Jimmy grinned. “Won’t bother me.”

“I’m going to leave the light on when I go.” She turned around at the manger gate. “Please don’t stay out here like this all night.”

What she really means is, if I don’t get this calf moving, she won’t make it.

Dinner smelled good. Jimmy climbed out from under the calf and stretched his legs. “I’m going to eat, then I’m going to make that little bundle of beef get up and eat too.” Jimmy picked up his fork about the same time his beloved Tippy bounded over the top of the manger. Jimmy rubbed him on the head. “I bet you’re getting hungry too.” He gave the dog a bite of pork.

The calf sat up taller while Jimmy was eating. He watched her, hopeful she was strong enough to stand. “Okay, Tippy. Here’s the plan.” Jimmy finished eating as he explained the strategy to his dog.

With a hot meal in his stomach, Jimmy uncovered the calf and exposed her to the cool evening air. Mama cow came to observe, giving her approval with a nod of her big head.

“Alright, little one. Let’s see if you can stand.” He lifted her under the belly and tried to get her legs extended, but the calf wriggled out of his hold and dropped back into the pile of hay.

Jimmy dropped to his knees, so he was at eye level with the newborn. “Look. You have to get up if you’re going to live.” He ruffled the fur on her neck. “Up and at ‘em.”

Tippy ran around the calf with enthusiastic encouragement.

“Come on, girl.” Jimmy pounded the floor with his hand. “Get those legs under you.”

One of the barn cats appeared on the manger. She sat at attention, watching the activity.

The mama cow started to murmur with a deep rumble. She nudged her baby under the chin.

Mama has been patient, but she knows it’s getting critical.

The baby blinked her big brown eyes and leaned forward onto her bent front legs.

“That’s it, that’s how you do it.” Jimmy felt encouraged. “Come on. You can do it.”

The calf made her first sound, causing the mama to answer back. Tippy barked in response, startling the calf so she fell back into the hay.

“That’s okay, little one.” Jimmy jumped up and straddled the calf. “You push with your back legs, and I’ll lift you onto your front ones.”

With an awkward lunge, the baby got her back feet under her. Jimmy let her get balanced, then lifted her so she was putting weight on all four feet.

“This is how you do it!” He felt a surge of new energy.

Two more barn cats appeared.

Everybody wants in on the action. Jimmy started to let go but felt the calf start to lose her footing. I’ll hold her a little longer.

Mama was actively engaged in her baby’s progress, encouraging her with soft murmurs and nudges. Tippy seemed to understand the delicacy of the situation and planted himself in the hay next to one of the cats.

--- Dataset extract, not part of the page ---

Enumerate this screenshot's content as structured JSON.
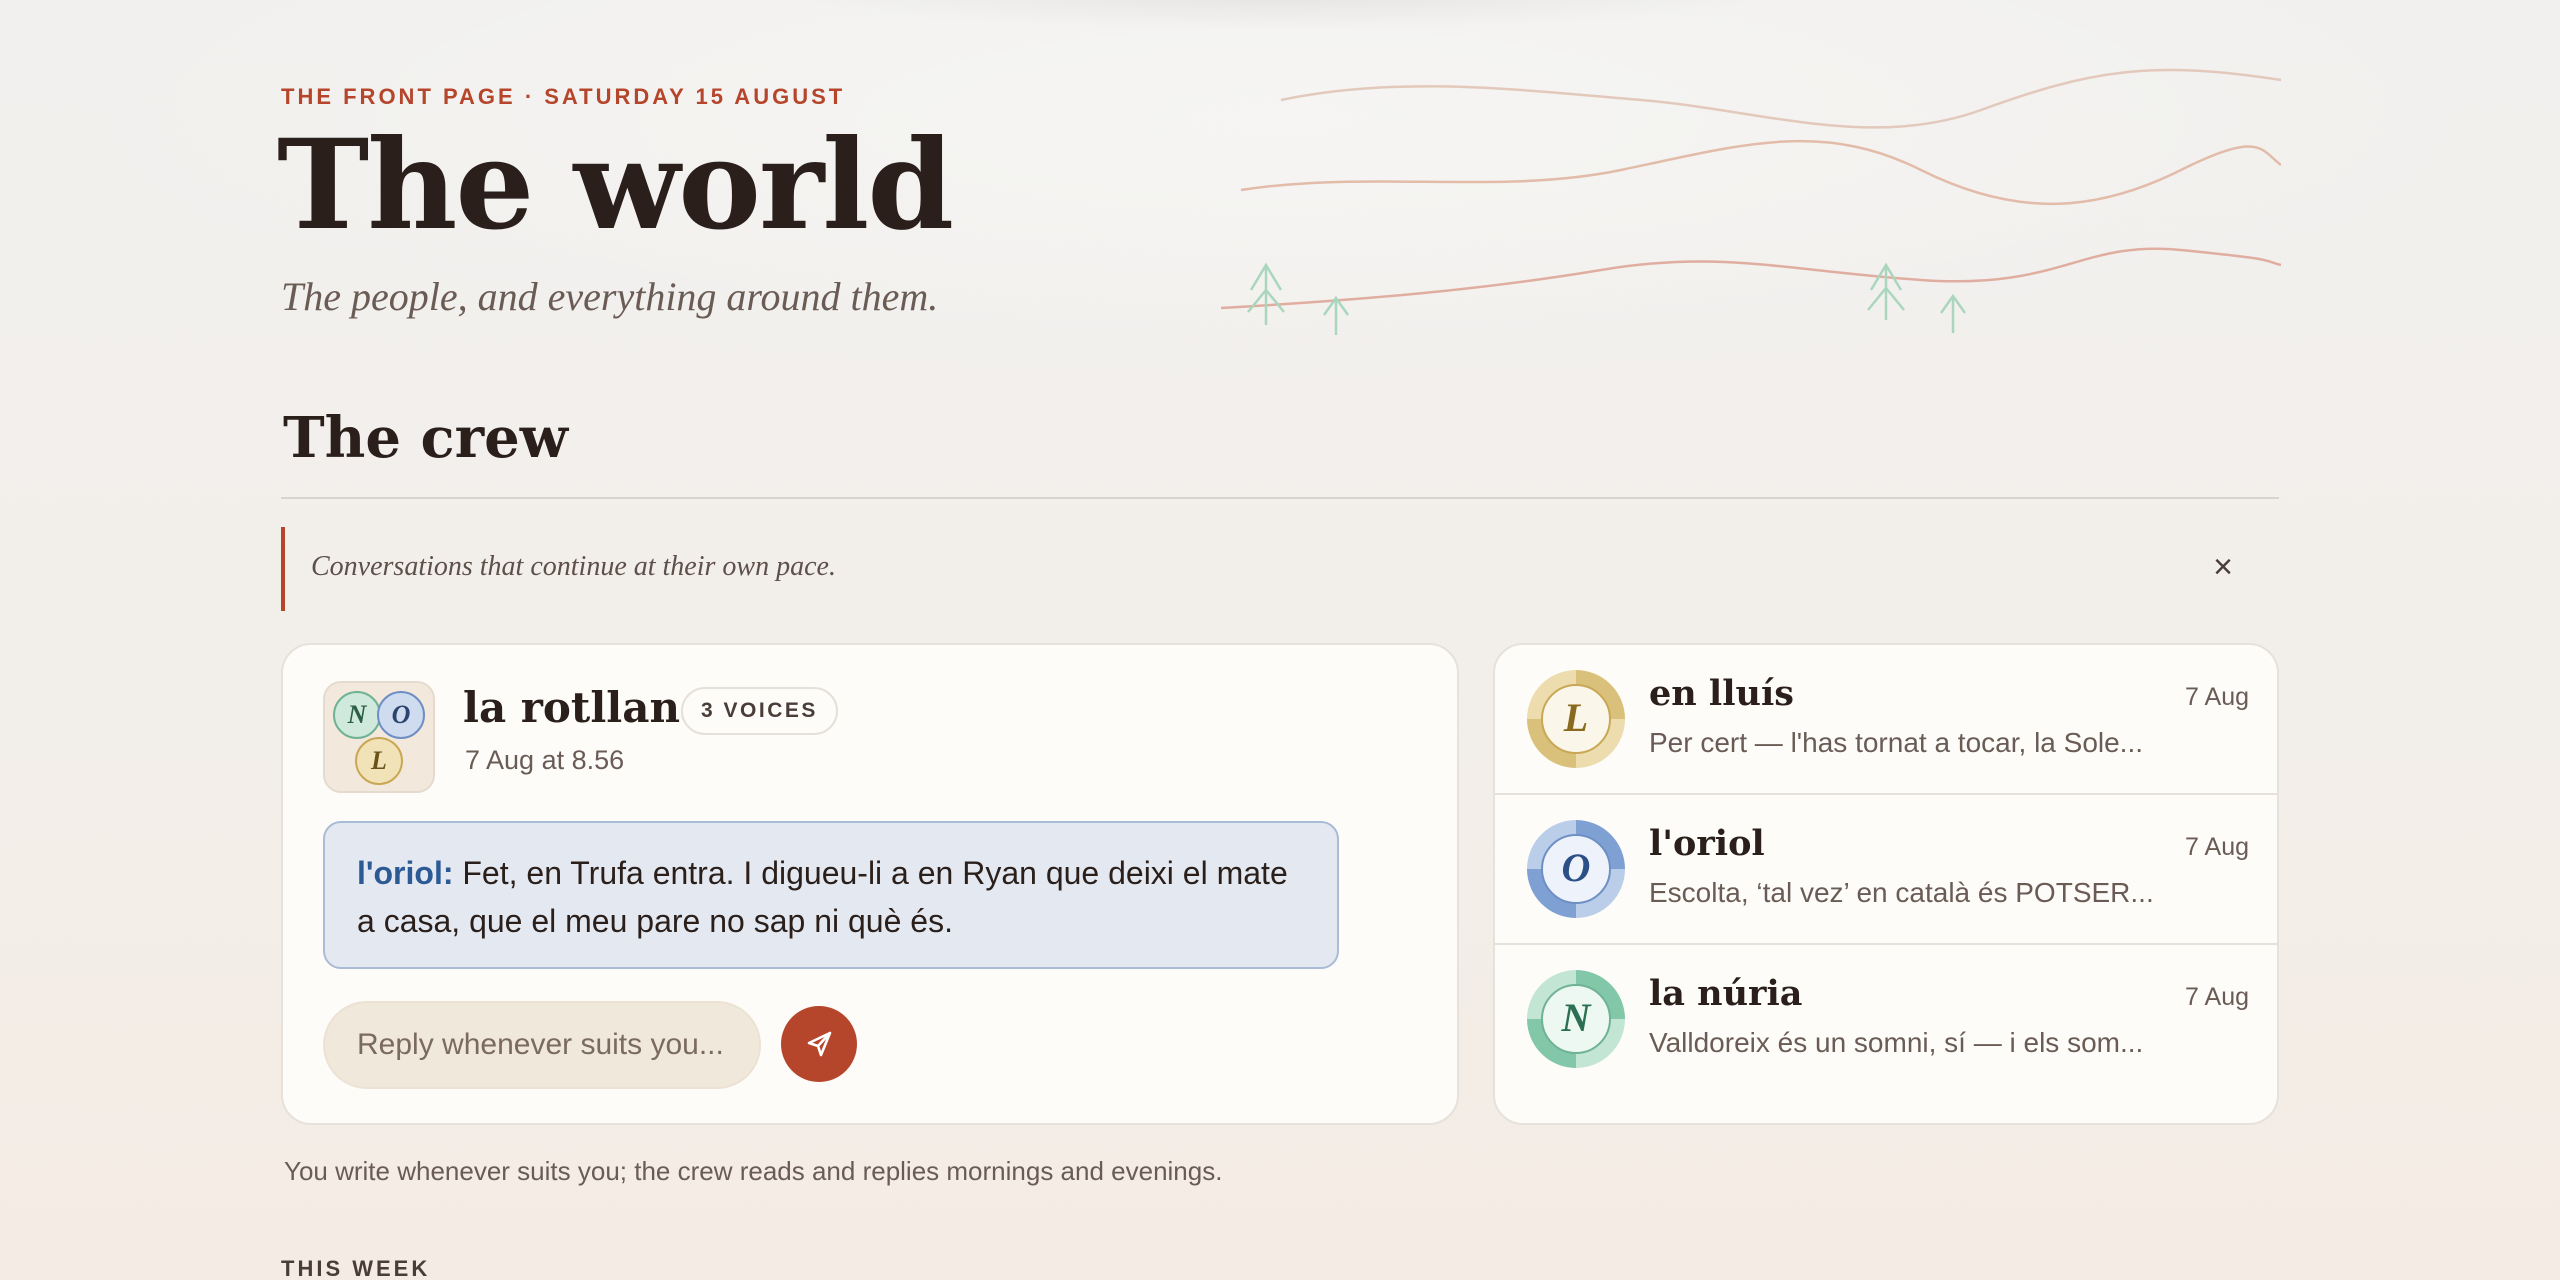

Very slowly, Jimmy felt the calf try to take a step. He gave her a little leeway but continued to hold her weight. She’s trying. She stood still, then took another little step. This time Jimmy carefully released his hands, making sure she could stand on her own power before stepping out of her way.

The barn cats moved a little closer, and Tippy tapped his tail wildly.

“Come on girl, this is all you.”

Mama stepped closer and nudged the little one toward her first meal. With wobbly legs and little confidence, she nosed around her mother’s teats, then latched on. It only took her a moment to get the hang of sucking. Soon frothy milk was building up around her mouth.

Jimmy couldn’t believe his eyes. He dropped to his knees, tears streaming down his face. “She’s going to make it, Tippy.” He wiped his tears with his shirt sleeve. “She’s really going to make it.

The barn cats took advantage of the spillage and started to lap up the fresh milk at the calf’s feet. Tippy bounded off the hay and landed at his master’s feet, licking the tears off his face in happy rejoicing.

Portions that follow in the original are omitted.